What does your Android keyboard tell strangers?

We explore whether it’s possible to reveal all your secrets via your smartphone’s on-screen keyboard.

Is it possible to spy on keystrokes from an Android on-screen keyboard?

“Hackers can spy on every keystroke of Honor, OPPO, Samsung, Vivo, and Xiaomi smartphones over the internet” – alarming headlines like this have been circulating in the media over the past few weeks. Their origin was a rather serious study on vulnerabilities in keyboard traffic encryption. Attackers who are able to observe network traffic, for example, through an infected home router, can indeed intercept every keystroke and uncover all your passwords and secrets. But don’t rush to trade in your Android for an iPhone just yet – this only concerns Chinese language input using the pinyin system, and only if the “cloud prediction” feature is enabled. Nevertheless, we thought it would be worth investigating the situation with other languages and keyboards from other manufacturers.

Why many pinyin keyboards are vulnerable to eavesdropping

The pinyin writing system, also known as the Chinese phonetic alphabet, helps users write Chinese words using Latin letters and diacritics. It’s the official romanization system for the Chinese language, adopted by the UN among others. Drawing Chinese characters on a smartphone is rather inconvenient, so the pinyin input method is very popular, used by over a billion people, according to some estimates. Unlike many other languages, word prediction for Chinese, especially in pinyin, is difficult to implement directly on a smartphone – it’s a computationally complex task. Therefore, almost all keyboards (or more precisely, input methods – IMEs) use “cloud prediction”, meaning they instantaneously send the pinyin characters entered by the user to a server and receive word completion suggestions in return. Sometimes the “cloud” function can be turned off, but this reduces the speed and quality of the Chinese input.

To predict the text entered in pinyin, the keyboard sends data to the server

To predict the text entered in pinyin, the keyboard sends data to the server

Of course, all the characters you type are accessible to the keyboard developers due to the “cloud prediction” system. But that’s not all! Character-by-character data exchange requires special encryption, which many developers fail to implement correctly. As a result, all keystrokes and corresponding predictions can be easily decrypted by outsiders.

You can find details about each of the errors found in the original source, but overall, of the nine keyboards analyzed, only the pinyin IME in Huawei smartphones had correctly implemented TLS encryption and resisted attacks. However, IMEs from Baidu, Honor, iFlytek, OPPO, Samsung, Tencent, Vivo, and Xiaomi were found to be vulnerable to varying degrees, with Honor’s standard pinyin keyboard (Baidu 3.1) and QQ pinyin failing to receive updates even after the researchers contacted the developers.
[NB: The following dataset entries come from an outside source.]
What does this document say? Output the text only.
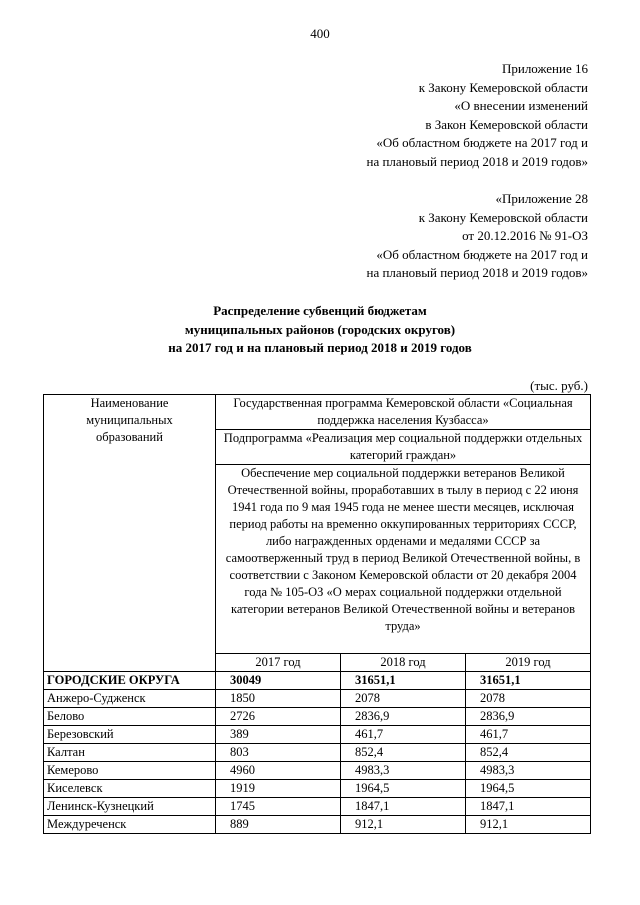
400
Приложение 16
к Закону Кемеровской области
«О внесении изменений
в Закон Кемеровской области
«Об областном бюджете на 2017 год и
на плановый период 2018 и 2019 годов»
«Приложение 28
к Закону Кемеровской области
от 20.12.2016 № 91-ОЗ
«Об областном бюджете на 2017 год и
на плановый период 2018 и 2019 годов»
Распределение субвенций бюджетам
муниципальных районов (городских округов)
на 2017 год и на плановый период 2018 и 2019 годов
(тыс. руб.)
Наименование муниципальных образований	Государственная программа Кемеровской области «Социальная поддержка населения Кузбасса»		
	Подпрограмма «Реализация мер социальной поддержки отдельных категорий граждан»		
	Обеспечение мер социальной поддержки ветеранов Великой Отечественной войны, проработавших в тылу в период с 22 июня 1941 года по 9 мая 1945 года не менее шести месяцев, исключая период работы на временно оккупированных территориях СССР, либо награжденных орденами и медалями СССР за самоотверженный труд в период Великой Отечественной войны, в соответствии с Законом Кемеровской области от 20 декабря 2004 года № 105-ОЗ «О мерах социальной поддержки отдельной категории ветеранов Великой Отечественной войны и ветеранов труда»		
	2017 год	2018 год	2019 год
ГОРОДСКИЕ ОКРУГА	30049	31651,1	31651,1
Анжеро-Судженск	1850	2078	2078
Белово	2726	2836,9	2836,9
Березовский	389	461,7	461,7
Калтан	803	852,4	852,4
Кемерово	4960	4983,3	4983,3
Киселевск	1919	1964,5	1964,5
Ленинск-Кузнецкий	1745	1847,1	1847,1
Междуреченск	889	912,1	912,1
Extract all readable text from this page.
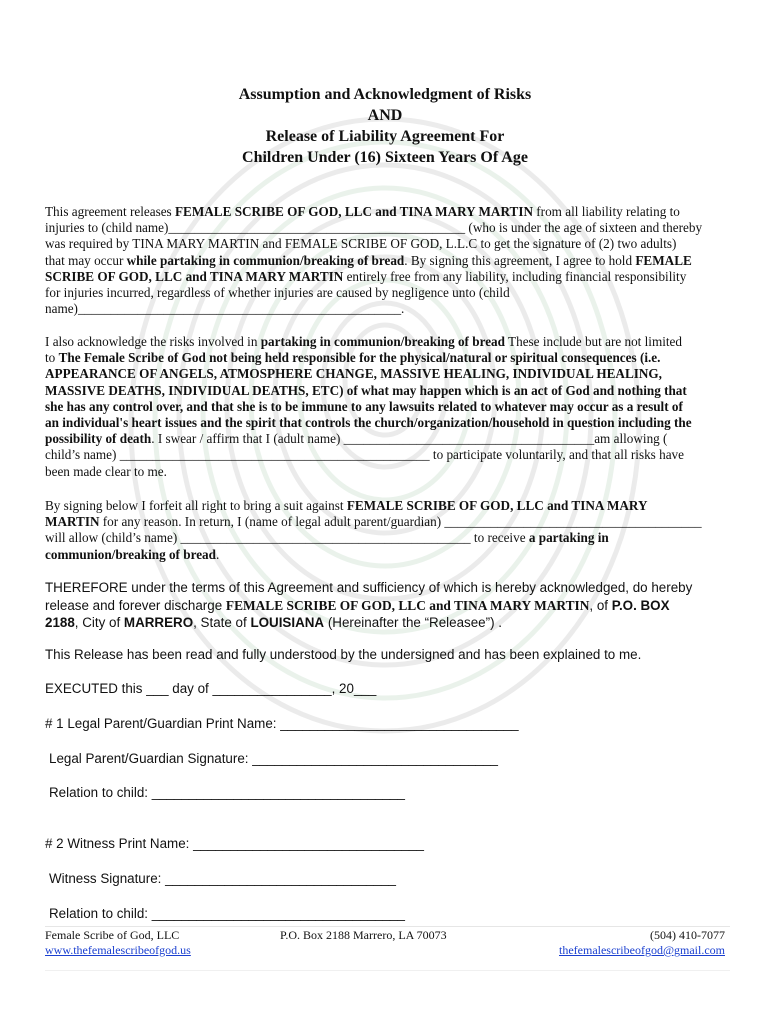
Assumption and Acknowledgment of Risks
AND
Release of Liability Agreement For
Children Under (16) Sixteen Years Of Age
This agreement releases FEMALE SCRIBE OF GOD, LLC and TINA MARY MARTIN from all liability relating to
injuries to (child name)_____________________________________________ (who is under the age of sixteen and thereby
was required by TINA MARY MARTIN and FEMALE SCRIBE OF GOD, L.L.C to get the signature of (2) two adults)
that may occur while partaking in communion/breaking of bread. By signing this agreement, I agree to hold FEMALE
SCRIBE OF GOD, LLC and TINA MARY MARTIN entirely free from any liability, including financial responsibility
for injuries incurred, regardless of whether injuries are caused by negligence unto (child
name)_________________________________________________.
I also acknowledge the risks involved in partaking in communion/breaking of bread These include but are not limited
to The Female Scribe of God not being held responsible for the physical/natural or spiritual consequences (i.e.
APPEARANCE OF ANGELS, ATMOSPHERE CHANGE, MASSIVE HEALING, INDIVIDUAL HEALING,
MASSIVE DEATHS, INDIVIDUAL DEATHS, ETC) of what may happen which is an act of God and nothing that
she has any control over, and that she is to be immune to any lawsuits related to whatever may occur as a result of
an individual's heart issues and the spirit that controls the church/organization/household in question including the
possibility of death. I swear / affirm that I (adult name) ______________________________________am allowing (
child’s name) _______________________________________________ to participate voluntarily, and that all risks have
been made clear to me.
By signing below I forfeit all right to bring a suit against FEMALE SCRIBE OF GOD, LLC and TINA MARY
MARTIN for any reason. In return, I (name of legal adult parent/guardian) _______________________________________
will allow (child’s name) ____________________________________________ to receive a partaking in
communion/breaking of bread.
THEREFORE under the terms of this Agreement and sufficiency of which is hereby acknowledged, do hereby
release and forever discharge FEMALE SCRIBE OF GOD, LLC and TINA MARY MARTIN, of P.O. BOX
2188, City of MARRERO, State of LOUISIANA (Hereinafter the “Releasee”) .
This Release has been read and fully understood by the undersigned and has been explained to me.
EXECUTED this ___ day of ________________, 20___
# 1 Legal Parent/Guardian Print Name: ________________________________
Legal Parent/Guardian Signature: _________________________________
Relation to child: __________________________________
# 2 Witness Print Name: _______________________________
Witness Signature: _______________________________
Relation to child: __________________________________
Female Scribe of God, LLC
www.thefemalescribeofgod.us
P.O. Box 2188 Marrero, LA 70073	(504) 410-7077
thefemalescribeofgod@gmail.com
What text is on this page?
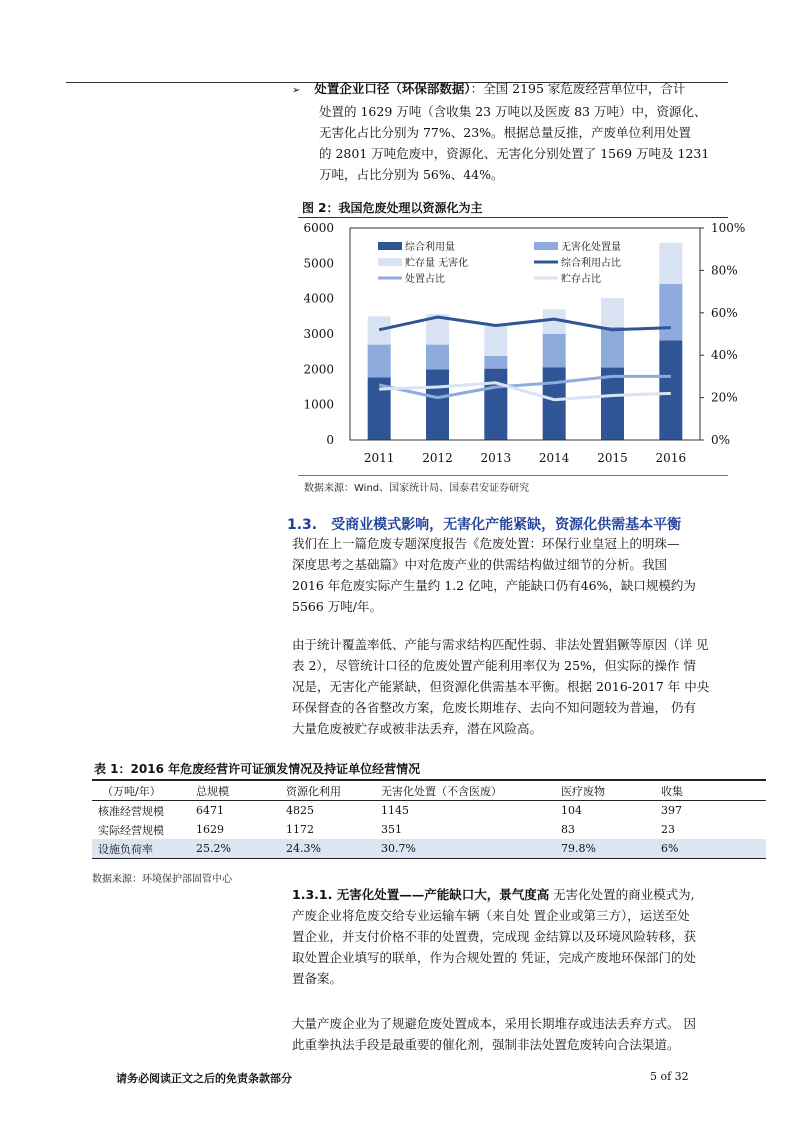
➢ 处置企业口径（环保部数据）：全国 2195 家危废经营单位中，合计

处置的 1629 万吨（含收集 23 万吨以及医废 83 万吨）中，资源化、

无害化占比分别为 77%、23%。根据总量反推，产废单位利用处置

的 2801 万吨危废中，资源化、无害化分别处置了 1569 万吨及 1231

万吨，占比分别为 56%、44%。

图 2：我国危废处理以资源化为主
6000
5000
4000
3000
2000
1000
0
100%
80%
60%
40%
20%
0%
2011 2012 2013 2014 2015 2016
综合利用量	无害化处置量
贮存量 无害化	综合利用占比
处置占比	贮存占比
数据来源：Wind、国家统计局、国泰君安证券研究
1.3. 受商业模式影响，无害化产能紧缺，资源化供需基本平衡

我们在上一篇危废专题深度报告《危废处置：环保行业皇冠上的明珠—

深度思考之基础篇》中对危废产业的供需结构做过细节的分析。我国

2016 年危废实际产生量约 1.2 亿吨，产能缺口仍有46%，缺口规模约为

5566 万吨/年。

由于统计覆盖率低、产能与需求结构匹配性弱、非法处置猖獗等原因（详 见

表 2），尽管统计口径的危废处置产能利用率仅为 25%，但实际的操作 情

况是，无害化产能紧缺，但资源化供需基本平衡。根据 2016-2017 年 中央

环保督查的各省整改方案，危废长期堆存、去向不知问题较为普遍， 仍有

大量危废被贮存或被非法丢弃，潜在风险高。

表 1：2016 年危废经营许可证颁发情况及持证单位经营情况
（万吨/年）	总规模	资源化利用	无害化处置（不含医废）	医疗废物	收集
核准经营规模	6471	4825	1145	104	397
实际经营规模	1629	1172	351	83	23
设施负荷率	25.2%	24.3%	30.7%	79.8%	6%
数据来源：环境保护部固管中心

1.3.1. 无害化处置——产能缺口大，景气度高 无害化处置的商业模式为,

产废企业将危废交给专业运输车辆（来自处 置企业或第三方），运送至处

置企业，并支付价格不菲的处置费，完成现 金结算以及环境风险转移，获

取处置企业填写的联单，作为合规处置的 凭证，完成产废地环保部门的处

置备案。

大量产废企业为了规避危废处置成本，采用长期堆存或违法丢弃方式。 因

此重拳执法手段是最重要的催化剂，强制非法处置危废转向合法渠道。

请务必阅读正文之后的免责条款部分	5 of 32
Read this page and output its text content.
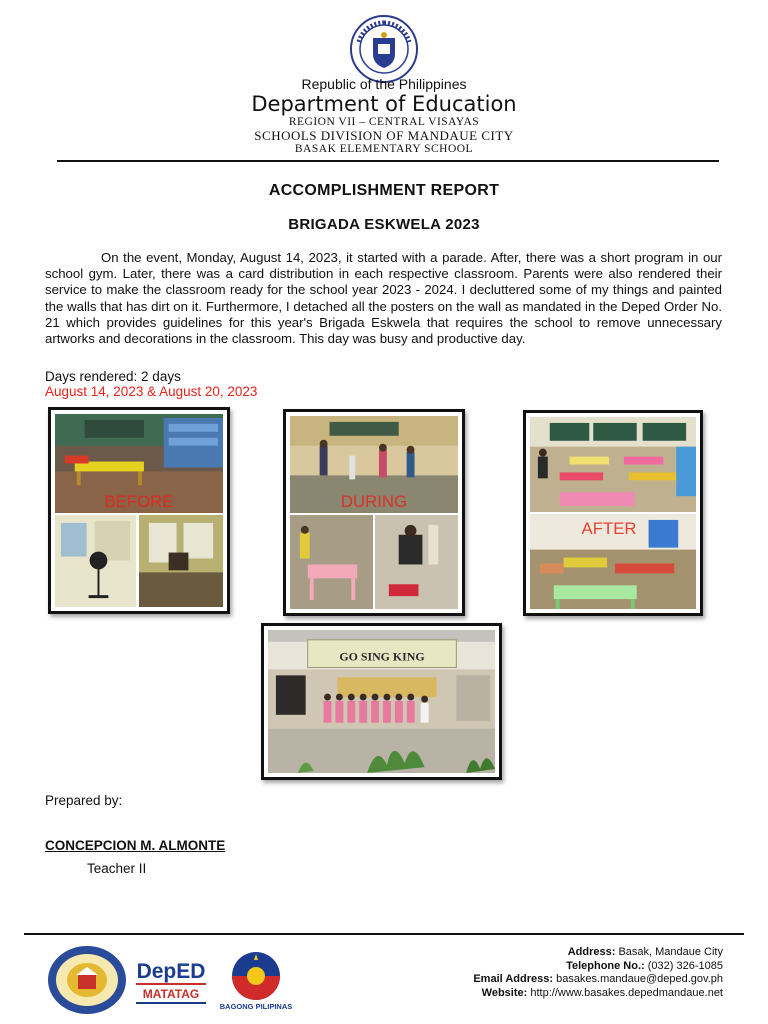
Republic of the Philippines
Department of Education
REGION VII – CENTRAL VISAYAS
SCHOOLS DIVISION OF MANDAUE CITY
BASAK ELEMENTARY SCHOOL
ACCOMPLISHMENT REPORT
BRIGADA ESKWELA 2023

On the event, Monday, August 14, 2023, it started with a parade. After, there was a short program in our school gym. Later, there was a card distribution in each respective classroom. Parents were also rendered their service to make the classroom ready for the school year 2023 - 2024. I decluttered some of my things and painted the walls that has dirt on it. Furthermore, I detached all the posters on the wall as mandated in the Deped Order No. 21 which provides guidelines for this year's Brigada Eskwela that requires the school to remove unnecessary artworks and decorations in the classroom. This day was busy and productive day.

Days rendered: 2 days
August 14, 2023 & August 20, 2023
BEFORE	DURING
AFTER
GO SING KING
Prepared by:
CONCEPCION M. ALMONTE
Teacher II
DepED
MATATAG
BAGONG PILIPINAS
Address: Basak, Mandaue City
Telephone No.: (032) 326-1085
Email Address: basakes.mandaue@deped.gov.ph
Website: http://www.basakes.depedmandaue.net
Pinyin users are advised to update their IME to the latest version, and if no updates are available, to download a different pinyin IME.

Do other keyboards send keystrokes?

There is no direct technical need for this. For most languages, word and sentence endings can be predicted directly on the device, so popular keyboards don’t require character-by-character data transfer. Nevertheless, data about entered text may be sent to the server for personal dictionary synchronization between devices, for machine learning, or for other purposes not directly related to the primary function of the keyboard – such as advertising analytics.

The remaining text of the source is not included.